朝チュン
遠くからの小鳥のさえずりで目が覚めた。
柔らかな朝日が窓辺を照らしている。
私の隣には、ネイビーがいる。昨日、遅くまで起きていたせいか、いまだ彼は穏やかな眠りの中だ。
なるほど、これが朝チュンか。
使い古されたシチュエーションを疑似体験してしまった。
実際は三人で夜中まで喋り倒して、寝落ちしただけである。
現実はそんなものだよ。
私の人生には二度と起こらないイベントだろうな、という冷めた感想しか出てこない。
なんにせよ、ベッドがそのまま残されていて助かった。
一人ならともかく、外や床で寝るのはネイビーやお嬢様であるスノウに悪い。
幼女たちは健やかであれ。
慈しみを持ってネイビーの寝顔を眺めていたら、彼の瞳がパチリと開いた。
「サクラ……?」
寝ぼけ眼で私を見つめるネイビーの可愛さに、思わず笑みがこぼれてしまう。
私は出来るだけ優しくネイビーに囁いた。
「もうちょっと寝てても良いよ、ネイビー。まだ朝早いから」
「ううん……おきる」
ネイビーは目を擦りながら起き上がった。あくびまでして、まだまだ眠そうだ。
多分、夜遊びに慣れてないんだろう。
「フォーやグレイが探しに来るまで、休んでても良いんだよ?」
再度ネイビーに伝えたが、彼は眠そうな顔で首を横に振るだけだった。
「フォー、しんぱいしてる。かえる」
双子として分かり合っているせいか、フォーサイシアの心配もダイレクトに伝わってくるのだろう。

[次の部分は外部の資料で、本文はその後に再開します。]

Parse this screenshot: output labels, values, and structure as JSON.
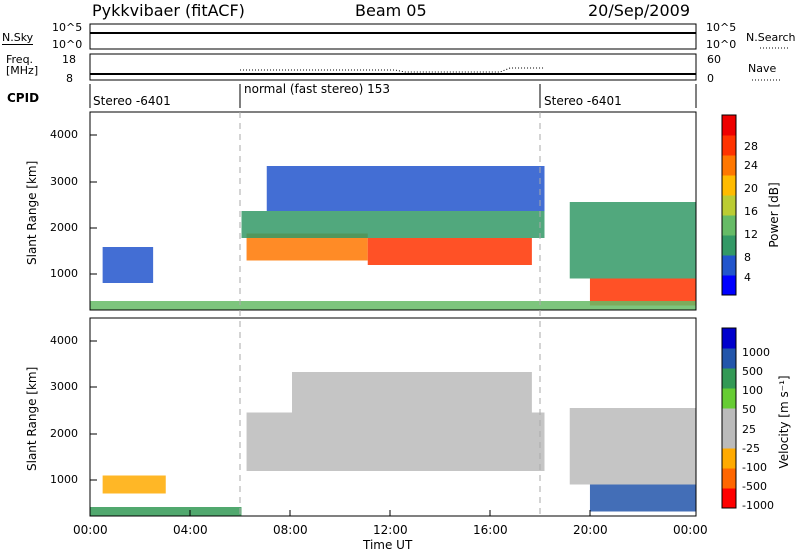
{
  "header": {
    "radar": "Pykkvibaer (fitACF)",
    "beam": "Beam 05",
    "date": "20/Sep/2009"
  },
  "noise_panel": {
    "left_label": "N.Sky",
    "right_label": "N.Search",
    "left_ticks": [
      "10^5",
      "10^0"
    ],
    "right_ticks": [
      "10^5",
      "10^0"
    ]
  },
  "freq_panel": {
    "left_label_line1": "Freq.",
    "left_label_line2": "[MHz]",
    "left_ticks": [
      "18",
      "8"
    ],
    "right_label": "Nave",
    "right_ticks": [
      "60",
      "0"
    ]
  },
  "cpid": {
    "label": "CPID",
    "segments": [
      {
        "name": "Stereo -6401",
        "start_h": 0
      },
      {
        "name": "normal (fast stereo) 153",
        "start_h": 6
      },
      {
        "name": "Stereo -6401",
        "start_h": 18
      }
    ]
  },
  "colors": {
    "power_scale": [
      "#0000ff",
      "#2255cc",
      "#339966",
      "#66bb66",
      "#bbcc33",
      "#ffbb00",
      "#ff7700",
      "#ff3300",
      "#ee0000"
    ],
    "velocity_scale": [
      "#ff0000",
      "#ff6600",
      "#ffaa00",
      "#bbbbbb",
      "#bbbbbb",
      "#66cc33",
      "#339955",
      "#2255aa",
      "#0000cc"
    ]
  },
  "chart_data": [
    {
      "type": "heatmap",
      "name": "power",
      "ylabel": "Slant Range [km]",
      "yticks": [
        1000,
        2000,
        3000,
        4000
      ],
      "ylim": [
        200,
        4600
      ],
      "xlim": [
        0,
        24
      ],
      "colorbar_label": "Power [dB]",
      "colorbar_ticks": [
        "28",
        "24",
        "20",
        "16",
        "12",
        "8",
        "4"
      ],
      "bands": [
        {
          "x0": 6.2,
          "x1": 11.0,
          "y0": 1300,
          "y1": 1900,
          "value": 24
        },
        {
          "x0": 11.0,
          "x1": 17.5,
          "y0": 1200,
          "y1": 1800,
          "value": 26
        },
        {
          "x0": 6.0,
          "x1": 18.0,
          "y0": 1800,
          "y1": 2400,
          "value": 10
        },
        {
          "x0": 7.0,
          "x1": 18.0,
          "y0": 2400,
          "y1": 3400,
          "value": 6
        },
        {
          "x0": 19.8,
          "x1": 24.0,
          "y0": 300,
          "y1": 900,
          "value": 25
        },
        {
          "x0": 19.0,
          "x1": 24.0,
          "y0": 900,
          "y1": 2600,
          "value": 8
        },
        {
          "x0": 0.0,
          "x1": 24.0,
          "y0": 200,
          "y1": 400,
          "value": 12
        },
        {
          "x0": 0.5,
          "x1": 2.5,
          "y0": 800,
          "y1": 1600,
          "value": 5
        }
      ]
    },
    {
      "type": "heatmap",
      "name": "velocity",
      "ylabel": "Slant Range [km]",
      "yticks": [
        1000,
        2000,
        3000,
        4000
      ],
      "ylim": [
        200,
        4600
      ],
      "xlim": [
        0,
        24
      ],
      "xticks": [
        "00:00",
        "04:00",
        "08:00",
        "12:00",
        "16:00",
        "20:00",
        "00:00"
      ],
      "xlabel": "Time UT",
      "colorbar_label": "Velocity [m s⁻¹]",
      "colorbar_ticks": [
        "1000",
        "500",
        "100",
        "50",
        "25",
        "-25",
        "-100",
        "-500",
        "-1000"
      ],
      "bands": [
        {
          "x0": 6.2,
          "x1": 18.0,
          "y0": 1200,
          "y1": 2500,
          "value": 0
        },
        {
          "x0": 8.0,
          "x1": 17.5,
          "y0": 2500,
          "y1": 3400,
          "value": 0
        },
        {
          "x0": 19.8,
          "x1": 24.0,
          "y0": 300,
          "y1": 900,
          "value": 300
        },
        {
          "x0": 19.0,
          "x1": 24.0,
          "y0": 900,
          "y1": 2600,
          "value": 0
        },
        {
          "x0": 0.0,
          "x1": 6.0,
          "y0": 200,
          "y1": 400,
          "value": 60
        },
        {
          "x0": 0.5,
          "x1": 3.0,
          "y0": 700,
          "y1": 1100,
          "value": -150
        }
      ]
    }
  ]
}
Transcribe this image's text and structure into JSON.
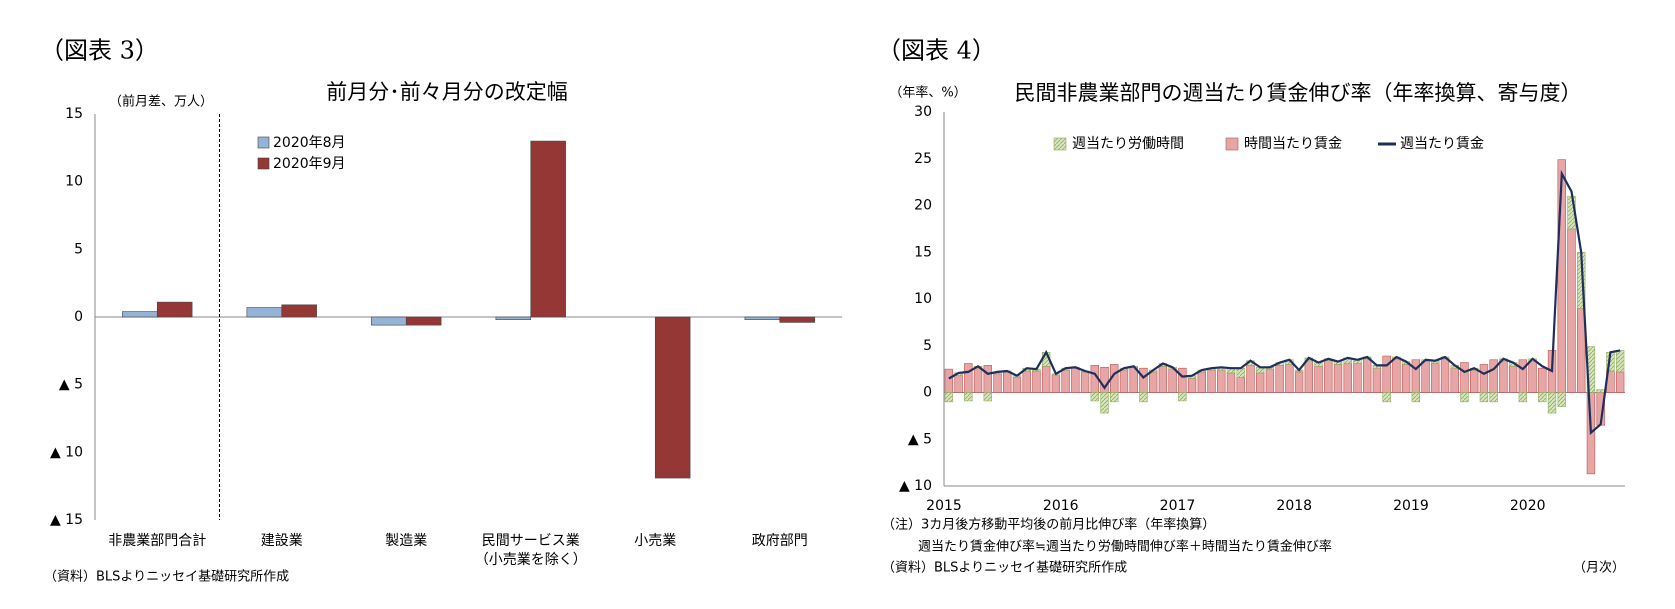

昨日は夜になって何が起こるかわからなかったから動かなかったが、ネイビーとしてはフォーサイシアを早く安心させてあげたいに違いない。
それに休むなら、ここじゃなくてみんなの所に戻ってからの方が安全だ。
私はネイビーの言葉に頷いた。
「わかった。じゃあ行こうか」
まだぼんやりしているネイビーの手を取って、ベッドから降りる。
改めて日の光に照らされた室内を見ると、家具以外は残されていなかった。食器や日用品は見当たらない。
きってエンディミオンが旅立つ時に、片付けていったのだろう。
それでも家や家具が残されたままなのは、いつかあの三人が帰ってきた時に困らないように、という村人たちの優しさだったのかも知れない。
外に出ると、やはり人の気配はない。
村人がいないのに、村だけが当時のまま残っている。
魔法のおかげなんだろうけど、やっぱり少し不気味に思えてしまう。
そんな雰囲気に飲まれないように、私はあえて明るい声を出した。
「どっちに行こうか。とりあえず、来た道とは反対に……」
『お姉さま、あれ!』
私の言葉を遮って、スノウが声をあげる。
それと同時に、目の前を赤い光が舞う様に通り過ぎた。
昨日見た、赤い蝶だ。
蝶は私たちの周りをヒラヒラ優雅に一周すると、私たちを先導する様に、道に沿って飛び始めた。
「ついて来いって事?」
思わず声をあげると、そうだと言わんばかりに私たちが来るのを道の先で待っていてくれている。
『帰る手がかりもないし、ついて行ってみましょうよ』
メルヘンなシチュエーションに、スノウが嬉々とした声をあげる。
そうだね。また崖から落ちないように、気をつけてついて行こう。